For years, the Thai street food market at Wat Yarnna Rangsee Buddhist Monastery in Sterling remained an open secret among temple attendees. But then NoVA gourmets heard about it.
“There were just too many people coming in,” says member Doi Phuenphiphop. “There was too much traffic.” He and the team behind the delicious spectacle decided last November that it was time for a change.

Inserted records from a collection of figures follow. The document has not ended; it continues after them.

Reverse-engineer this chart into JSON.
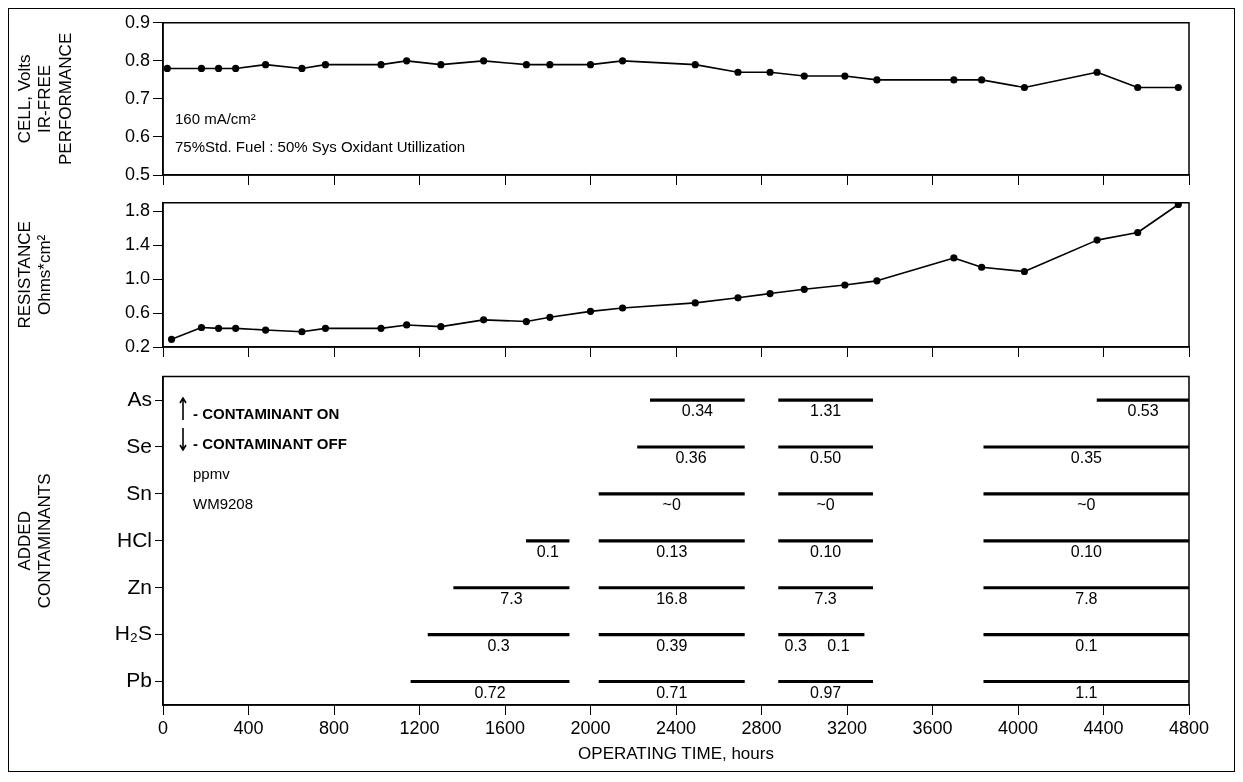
{
  "chart_data": [
    {
      "type": "line",
      "ylabel": "CELL, Volts\nIR-FREE\nPERFORMANCE",
      "x": [
        20,
        180,
        260,
        340,
        480,
        650,
        760,
        1020,
        1140,
        1300,
        1500,
        1700,
        1810,
        2000,
        2150,
        2490,
        2690,
        2840,
        3000,
        3190,
        3340,
        3700,
        3830,
        4030,
        4370,
        4560,
        4750
      ],
      "series": [
        {
          "color": "#000000",
          "values": [
            0.78,
            0.78,
            0.78,
            0.78,
            0.79,
            0.78,
            0.79,
            0.79,
            0.8,
            0.79,
            0.8,
            0.79,
            0.79,
            0.79,
            0.8,
            0.79,
            0.77,
            0.77,
            0.76,
            0.76,
            0.75,
            0.75,
            0.75,
            0.73,
            0.77,
            0.73,
            0.73
          ]
        }
      ],
      "xlim": [
        0,
        4800
      ],
      "xticks": [
        0,
        400,
        800,
        1200,
        1600,
        2000,
        2400,
        2800,
        3200,
        3600,
        4000,
        4400,
        4800
      ],
      "ylim": [
        0.5,
        0.9
      ],
      "yticks": [
        0.5,
        0.6,
        0.7,
        0.8,
        0.9
      ],
      "tick_labels": "y",
      "grid": false,
      "legend": false,
      "marker": "circle",
      "line_style": "solid",
      "annotations": [
        "160 mA/cm²",
        "75%Std. Fuel : 50% Sys Oxidant Utillization"
      ]
    },
    {
      "type": "line",
      "ylabel": "RESISTANCE\nOhms*cm²",
      "x": [
        40,
        180,
        260,
        340,
        480,
        650,
        760,
        1020,
        1140,
        1300,
        1500,
        1700,
        1810,
        2000,
        2150,
        2490,
        2690,
        2840,
        3000,
        3190,
        3340,
        3700,
        3830,
        4030,
        4370,
        4560,
        4750
      ],
      "series": [
        {
          "color": "#000000",
          "values": [
            0.29,
            0.43,
            0.42,
            0.42,
            0.4,
            0.38,
            0.42,
            0.42,
            0.46,
            0.44,
            0.52,
            0.5,
            0.55,
            0.62,
            0.66,
            0.72,
            0.78,
            0.83,
            0.88,
            0.93,
            0.98,
            1.25,
            1.14,
            1.09,
            1.46,
            1.55,
            1.88
          ]
        }
      ],
      "xlim": [
        0,
        4800
      ],
      "xticks": [
        0,
        400,
        800,
        1200,
        1600,
        2000,
        2400,
        2800,
        3200,
        3600,
        4000,
        4400,
        4800
      ],
      "ylim": [
        0.2,
        1.9
      ],
      "yticks": [
        0.2,
        0.6,
        {
          "value": 1.0,
          "label": "1.0"
        },
        1.4,
        1.8
      ],
      "tick_labels": "y",
      "grid": false,
      "legend": false,
      "marker": "circle",
      "line_style": "solid"
    },
    {
      "type": "bar",
      "orientation": "horizontal",
      "xlabel": "OPERATING TIME, hours",
      "ylabel": "ADDED\nCONTAMINANTS",
      "categories": [
        "As",
        "Se",
        "Sn",
        "HCl",
        "Zn",
        "H₂S",
        "Pb"
      ],
      "series": [
        {
          "color": "#000000",
          "base": [
            null,
            null,
            null,
            1700,
            1360,
            1240,
            1160
          ],
          "values": [
            null,
            null,
            null,
            200,
            540,
            660,
            740
          ]
        },
        {
          "color": "#000000",
          "base": [
            2280,
            2220,
            2040,
            2040,
            2040,
            2040,
            2040
          ],
          "values": [
            440,
            500,
            680,
            680,
            680,
            680,
            680
          ]
        },
        {
          "color": "#000000",
          "base": [
            2880,
            2880,
            2880,
            2880,
            2880,
            2880,
            2880
          ],
          "values": [
            440,
            440,
            440,
            440,
            440,
            160,
            440
          ]
        },
        {
          "color": "#000000",
          "base": [
            null,
            null,
            null,
            null,
            null,
            3040,
            null
          ],
          "values": [
            null,
            null,
            null,
            null,
            null,
            240,
            null
          ]
        },
        {
          "color": "#000000",
          "base": [
            4370,
            3840,
            3840,
            3840,
            3840,
            3840,
            3840
          ],
          "values": [
            430,
            960,
            960,
            960,
            960,
            960,
            960
          ]
        }
      ],
      "xlim": [
        0,
        4800
      ],
      "xticks": [
        0,
        400,
        800,
        1200,
        1600,
        2000,
        2400,
        2800,
        3200,
        3600,
        4000,
        4400,
        4800
      ],
      "grid": false,
      "legend": false,
      "annotations": [
        "- CONTAMINANT ON",
        "- CONTAMINANT OFF",
        "ppmv",
        "WM9208",
        {
          "text": "0.1",
          "x": 1800,
          "y": "HCl"
        },
        {
          "text": "7.3",
          "x": 1630,
          "y": "Zn"
        },
        {
          "text": "0.3",
          "x": 1570,
          "y": "H₂S"
        },
        {
          "text": "0.72",
          "x": 1530,
          "y": "Pb"
        },
        {
          "text": "0.34",
          "x": 2500,
          "y": "As"
        },
        {
          "text": "0.36",
          "x": 2470,
          "y": "Se"
        },
        {
          "text": "~0",
          "x": 2380,
          "y": "Sn"
        },
        {
          "text": "0.13",
          "x": 2380,
          "y": "HCl"
        },
        {
          "text": "16.8",
          "x": 2380,
          "y": "Zn"
        },
        {
          "text": "0.39",
          "x": 2380,
          "y": "H₂S"
        },
        {
          "text": "0.71",
          "x": 2380,
          "y": "Pb"
        },
        {
          "text": "1.31",
          "x": 3100,
          "y": "As"
        },
        {
          "text": "0.50",
          "x": 3100,
          "y": "Se"
        },
        {
          "text": "~0",
          "x": 3100,
          "y": "Sn"
        },
        {
          "text": "0.10",
          "x": 3100,
          "y": "HCl"
        },
        {
          "text": "7.3",
          "x": 3100,
          "y": "Zn"
        },
        {
          "text": "0.3",
          "x": 2960,
          "y": "H₂S"
        },
        {
          "text": "0.97",
          "x": 3100,
          "y": "Pb"
        },
        {
          "text": "0.1",
          "x": 3160,
          "y": "H₂S"
        },
        {
          "text": "0.53",
          "x": 4585,
          "y": "As"
        },
        {
          "text": "0.35",
          "x": 4320,
          "y": "Se"
        },
        {
          "text": "~0",
          "x": 4320,
          "y": "Sn"
        },
        {
          "text": "0.10",
          "x": 4320,
          "y": "HCl"
        },
        {
          "text": "7.8",
          "x": 4320,
          "y": "Zn"
        },
        {
          "text": "0.1",
          "x": 4320,
          "y": "H₂S"
        },
        {
          "text": "1.1",
          "x": 4320,
          "y": "Pb"
        }
      ]
    }
  ]
}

With the support of U.S. Ambassador to Thailand Tanee Sangrat, who compared the Wat Yarnna Rangsee market to the beginnings of the bustling Thai Town in Los Angeles, Phuenphiphop created the NVA Thai Center in March and held the first NVA Thai Street Food & Cultural Festival in April on the lawn of the Manassas Museum. “That’s how we ended up in Manassas,” says Phuenphiphop, now the COO of the NVA Thai Center.
Through the summer, diverse crowds of people hungry for an airfare-free trip to Thailand have snaked through the corridors of booths at the twice-monthly Sunday market, waiting for sausages and skewers.

At the festival, where the entertainment ranges from Thai karaoke contests to muay Thai kickboxing demonstrations, Waraporn Andrews of Aroy-Jung Thai Street Food fries up meatballs in flavors that include spicy pork with mint and lemongrass-redolent tom yum chicken. She adds sliced cucumbers and cilantro, then douses the meaty skewers in a spicy tamarind sauce, selling them for four for $10. Next to her, Somwang Thai Culture Food offers sticky rice, sometimes selling out.
Both are vendors at the Manassas festival and at the monthly Sterling markets, which host about 30 food stalls. In Manassas, space limitations mean Phuenphiphop is only able to accept 40 vendors at a time. They include a few non-food options, such as alfresco Thai-style massages; comfortable, elephant-printed clothing; and knickknacks.
“If there were more space, I could easily have 100 vendors,” Phuenphiphop says. The Manassas festival has a waiting list of cooks and hawkers who have asked him for spots without being recruited.
Phuenphiphop says that in Manassas, the festival sometimes occurs at the nearby commuter parking lot, rather than at the museum. It is scheduled to continue from 10 a.m. to 5 p.m. on specific Sundays through December. As of press time, he’s in negotiations for a full roster of biweekly markets throughout 2025, which means even more chances to spice up your weekends in Manassas.